Benim eleştirim, Türkleri Avrupa’nın ikinci sınıf insanları olarak konumlamak isteyen ve Haçlı zihniyetinin artığı olarak hâlâ yaşamaya devam eden ırkçı bir anlayışı, bazı aydınlarımızın “içselleştirmelerine” yönelikti.
Türk kimliğinin zeminini, böylesine dar ve dışarıdan dayatılmış ırkçı önyargıları veri olarak kabul edip tanımlamaya çalışmakta hata yapıldığını düşünüyorum.

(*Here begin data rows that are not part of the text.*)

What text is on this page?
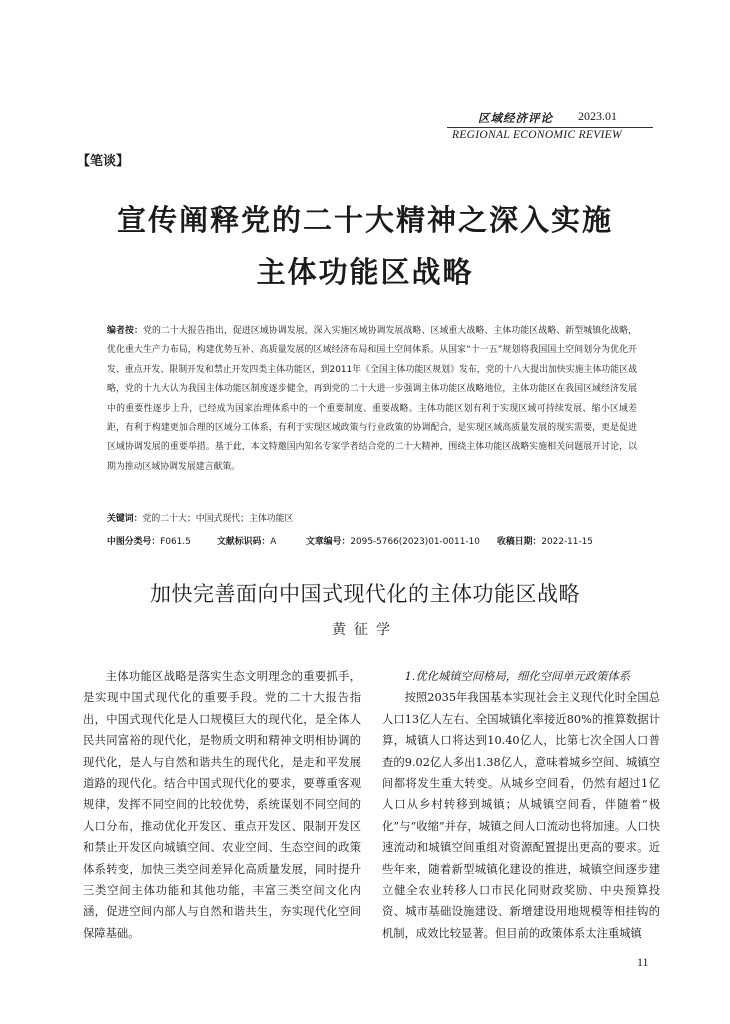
区域经济评论 2023.01
REGIONAL ECONOMIC REVIEW
【笔谈】
宣传阐释党的二十大精神之深入实施
主体功能区战略
编者按：党的二十大报告指出，促进区域协调发展，深入实施区域协调发展战略、区域重大战略、主体功能区战略、新型城镇化战略，优化重大生产力布局，构建优势互补、高质量发展的区域经济布局和国土空间体系。从国家“十一五”规划将我国国土空间划分为优化开发、重点开发、限制开发和禁止开发四类主体功能区，到2011年《全国主体功能区规划》发布，党的十八大提出加快实施主体功能区战略，党的十九大认为我国主体功能区制度逐步健全，再到党的二十大进一步强调主体功能区战略地位，主体功能区在我国区域经济发展中的重要性逐步上升，已经成为国家治理体系中的一个重要制度、重要战略。主体功能区划有利于实现区域可持续发展、缩小区域差距，有利于构建更加合理的区域分工体系，有利于实现区域政策与行业政策的协调配合，是实现区域高质量发展的现实需要，更是促进区域协调发展的重要举措。基于此，本文特邀国内知名专家学者结合党的二十大精神，围绕主体功能区战略实施相关问题展开讨论，以期为推动区域协调发展建言献策。
关键词：党的二十大；中国式现代；主体功能区
中图分类号：F061.5	文献标识码：A	文章编号：2095-5766(2023)01-0011-10 收稿日期：2022-11-15
加快完善面向中国式现代化的主体功能区战略
黄征学

主体功能区战略是落实生态文明理念的重要抓手，是实现中国式现代化的重要手段。党的二十大报告指出，中国式现代化是人口规模巨大的现代化，是全体人民共同富裕的现代化，是物质文明和精神文明相协调的现代化，是人与自然和谐共生的现代化，是走和平发展道路的现代化。结合中国式现代化的要求，要尊重客观规律，发挥不同空间的比较优势，系统谋划不同空间的人口分布，推动优化开发区、重点开发区、限制开发区和禁止开发区向城镇空间、农业空间、生态空间的政策体系转变，加快三类空间差异化高质量发展，同时提升三类空间主体功能和其他功能，丰富三类空间文化内涵，促进空间内部人与自然和谐共生，夯实现代化空间保障基础。

1.优化城镇空间格局，细化空间单元政策体系

按照2035年我国基本实现社会主义现代化时全国总人口13亿人左右、全国城镇化率接近80%的推算数据计算，城镇人口将达到10.40亿人，比第七次全国人口普查的9.02亿人多出1.38亿人，意味着城乡空间、城镇空间都将发生重大转变。从城乡空间看，仍然有超过1亿人口从乡村转移到城镇；从城镇空间看，伴随着“极化”与“收缩”并存，城镇之间人口流动也将加速。人口快速流动和城镇空间重组对资源配置提出更高的要求。近些年来，随着新型城镇化建设的推进，城镇空间逐步建立健全农业转移人口市民化同财政奖励、中央预算投资、城市基础设施建设、新增建设用地规模等相挂钩的机制，成效比较显著。但目前的政策体系太注重城镇

11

Ayrıca Türk Tanıtım Konseyi (TTK) Başkanı Erkut Yücaoğlu aradı ve bir yanlış algılamayı düzeltmek istedi. TTK’nin bu konferansın düzenleyicisi ya da sponsoru olmadığını, konumlarının sadece “katılımcılıkla” sınırlı olduğunu belirtti. Bu nedenle afiş ile TTK arasında bir ilgi kuran sözümü geri alıyorum.
MİT’in müşterileri kim?
MİT Müsteşarı geçen hafta gazetelerin Ankara Temsilcileri ile bir toplantı yaptı ve yazılmamak kaydıyla bazı bilgiler verdi.
Ertuğrul Özkök’ün dünkü Hürriyet’te yayımlanan yazısından öğrendiğimize göre Müsteşar, masanın etrafında oturan gazetecilere “Burada bulunan 14 kişiden 10’u eskiden bizim müşterimizdi” demiş.
Ertuğrul Özkök de bu sözü “Ya MİT haber sızdırdığı gazetecileri kastediyor ya da MİT’in muhatap kabul edip sorularına yanıt verdiği gazetecileri..” şeklinde yorumladı.
MİT Müsteşarı benzeri bir sözü, benim de bulunduğum bir başka toplantıda da söylemişti. O zaman kendisine ne demek istediğini sorduğumuzda da, bizlerin öğrencilik dönemimizde içinde bulunduğumuz gençlik hareketleri vesilesiyle MİT’in araştırmaları kapsamına girdiğimizi hatırlatmıştı. Bazı arkadaşlarımız bizlerle ilgili hazırlanan o dosyaları görmek istemiş, hep birlikte bu şakaya gülmüştük..
Yanlış anlamaları düzeltmek için yaşadığım bu olayı aktarmak istedim.